# How to build an expressions analyzer, the implementation (I)

In the previous article in this series I reviewed the main issues about the design of the **grammar** to build an **analyzer**, or **parser**, for arithmetic expressions. In this article I will show the first part of its implementation from the BNF **grammar** rules, converting the input expression, in the form of a text string, in a series of objects that we can use to evaluate it and give different values to the **constants** and **variables** that compose it.

If you prefer to start at the beginning, this is the link to the article on the design of the grammar for an expressions analyser.

In this link you can download the source code of the project with the parser I will use as an expample in this article, written in **CSharp** with **Visual Studio** **2013**.

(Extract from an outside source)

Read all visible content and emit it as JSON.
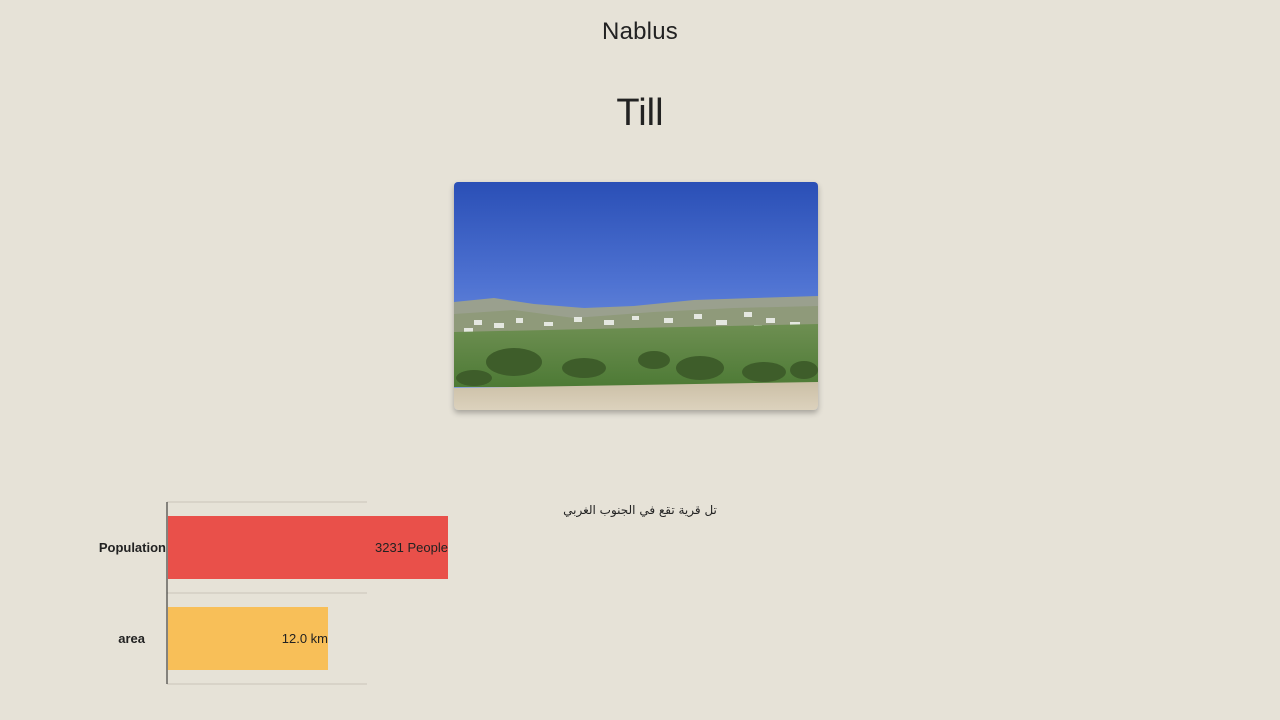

The **parser** that I will implement functions as a **compiler** that can generate the results as an executable and configurable object that will allow us to evaluate the expression and modify the value of its parameters, **constants** and **variables**. The code is in the **Expressions** project, which generates a class library that can be linked as a reference to be used from any application.

## Defining a base class for the analyzer

First, I define an abstract base class from which they will derive all the other elements, so you can access them all using the same interface, the **ExpressionBase** class:

`public abstract class ExpressionBase`

{

protected static int _precision = 10;

protected static List<Variable> _variables = new List<Variable>();

protected static List<Constant> _constants = new List<Constant>();

public ExpressionBase(){}

public static int Precision

{

get { return ExpressionBase._precision; }

set { ExpressionBase._precision = Math.Min(20, Math.Max(1, value)); }

}

public IEnumerable<Variable> Variables

{

get { foreach (Variable v in ExpressionBase._variables)

{ yield return v; } }

}

public IEnumerable<Constant> Constants

{

get { foreach (Constant c in ExpressionBase._constants)

{ yield return c; } }

}

public static void Clear()

{

_variables.Clear();

_constants.Clear();

}

public abstract double Value { get; set; }

public virtual string Parse(string expr)

{

return expr.TrimStart(new char[] { ' ', '\n', '\r', '\t' });

}

}

I declare a static collection of **variables** and another one of **constants**, in order that all of them can be shared by all the expressions, allowing us to work with systems of equations. These collections are accessed through the instance properties **Variables** and **Constants**, through which we can enumerate them using a **foreach** statement. These collections can be emptied using the **Clear** method.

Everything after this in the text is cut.